Les plus malheureux parmi ces malheureux, et pourtant ceux qui supportaient le plus gaiement leurs malheurs, étaient les rafalés. Un Breton dont je fis mon camarade, il s’appelait Robert, m’expliqua après m’avoir initié à la vie de ponton, ce que c’était que ces rafalés :

— Ce sont des faillis chiens, parqués à part comme des bêtes immondes. Pour jouer ils vendent tous leurs effets, leur hamac, leur couverture. Aussi pour monter sur le pont, à l’appel, ceux qui n’ont même pas une culotte ou une chemise, louent une couverture pour cacher leur nudité.

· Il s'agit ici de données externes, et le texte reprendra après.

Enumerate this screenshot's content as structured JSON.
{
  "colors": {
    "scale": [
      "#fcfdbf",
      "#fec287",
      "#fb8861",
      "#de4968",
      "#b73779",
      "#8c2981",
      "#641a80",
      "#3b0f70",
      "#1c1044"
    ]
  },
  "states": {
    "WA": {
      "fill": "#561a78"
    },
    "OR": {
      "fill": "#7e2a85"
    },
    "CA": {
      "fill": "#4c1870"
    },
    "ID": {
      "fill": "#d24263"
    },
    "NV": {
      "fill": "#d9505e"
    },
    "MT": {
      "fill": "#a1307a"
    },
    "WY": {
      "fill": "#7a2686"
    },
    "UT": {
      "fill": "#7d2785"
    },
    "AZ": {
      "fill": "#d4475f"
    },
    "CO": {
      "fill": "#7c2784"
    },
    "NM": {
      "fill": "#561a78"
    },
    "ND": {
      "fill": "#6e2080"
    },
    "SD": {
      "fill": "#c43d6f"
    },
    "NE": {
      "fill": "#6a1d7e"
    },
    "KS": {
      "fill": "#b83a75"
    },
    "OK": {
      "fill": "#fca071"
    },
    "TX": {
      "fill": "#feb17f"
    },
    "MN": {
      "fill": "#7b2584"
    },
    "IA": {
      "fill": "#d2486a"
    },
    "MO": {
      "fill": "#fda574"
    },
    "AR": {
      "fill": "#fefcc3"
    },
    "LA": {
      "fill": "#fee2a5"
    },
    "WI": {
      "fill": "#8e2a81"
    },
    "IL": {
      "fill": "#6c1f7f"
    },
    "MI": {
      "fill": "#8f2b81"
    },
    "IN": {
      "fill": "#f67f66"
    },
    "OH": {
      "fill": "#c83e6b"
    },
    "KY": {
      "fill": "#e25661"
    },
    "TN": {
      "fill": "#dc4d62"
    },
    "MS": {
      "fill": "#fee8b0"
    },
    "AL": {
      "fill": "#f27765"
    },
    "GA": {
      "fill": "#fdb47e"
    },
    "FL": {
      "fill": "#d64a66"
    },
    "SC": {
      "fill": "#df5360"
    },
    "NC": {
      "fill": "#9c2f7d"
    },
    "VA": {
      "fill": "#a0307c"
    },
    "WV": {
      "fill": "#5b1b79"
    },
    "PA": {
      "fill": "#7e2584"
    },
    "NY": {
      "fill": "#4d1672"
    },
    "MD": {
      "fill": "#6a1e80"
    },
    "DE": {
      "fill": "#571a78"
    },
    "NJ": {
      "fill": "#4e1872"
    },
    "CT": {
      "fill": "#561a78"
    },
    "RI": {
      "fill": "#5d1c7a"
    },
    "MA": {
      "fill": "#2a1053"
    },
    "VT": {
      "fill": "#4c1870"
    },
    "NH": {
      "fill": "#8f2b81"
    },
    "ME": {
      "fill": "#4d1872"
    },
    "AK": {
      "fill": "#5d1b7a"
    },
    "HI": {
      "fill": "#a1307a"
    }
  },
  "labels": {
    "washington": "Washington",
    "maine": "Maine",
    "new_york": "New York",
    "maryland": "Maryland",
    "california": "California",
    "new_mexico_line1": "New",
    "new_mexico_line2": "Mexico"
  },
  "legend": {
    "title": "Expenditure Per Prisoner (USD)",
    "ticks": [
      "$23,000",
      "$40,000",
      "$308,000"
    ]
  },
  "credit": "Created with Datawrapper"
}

Je dis louent, car ici tout se vend ou se loue, rien ne se donne ni se prête. Ils vendent, pour jouer, leurs aliments, et, quelquefois pendant cinq ou six jours, ils jeûnent et ne mangent que le rebut des autres. Il y en a même qui, mourant de faim, jouent encore les immondices qu’ils ont trouvées. Tout le monde ne peut pas faire partie des rafalés. Pour être de leur société, il faut vendre tout ce qu’on possède, et, avec l’argent, régaler jusqu’au dernier sou les camarades. Alors on le reconnaît frère et on lui donne un caillou pour oreiller. Ce sont eux, en revanche, qui combinent les évasions, et font des niches aux Anglais. Personne ne les fréquente, mais tout le monde les estime.

Nous les verrons à l’œuvre. En attendant, pour arriver plus vite à ce qui peut vous intéresser, je passe sur la manière dont nous vivions. Un mot suffira. Chacun ne s’occupait que de manger aux dépens de son voisin, de faire argent de tout, de travailler de son état, si faire se pouvait, et enfin de tâcher de s’évader. L’évasion était le but de toutes nos pensées. Dès qu’on en avait le plan bien arrêté, pour quelques sous les rafalés en aidaient l’exécution.

La première évasion dont je fus témoin mérite une mention spéciale, car celui qui s’évada était un colonel d’infanterie qui avait refusé d’être interné à terre pour rester avec ses soldats. Il avait été pris sur un vaisseau qui transportait des troupes à Saint-Domingue.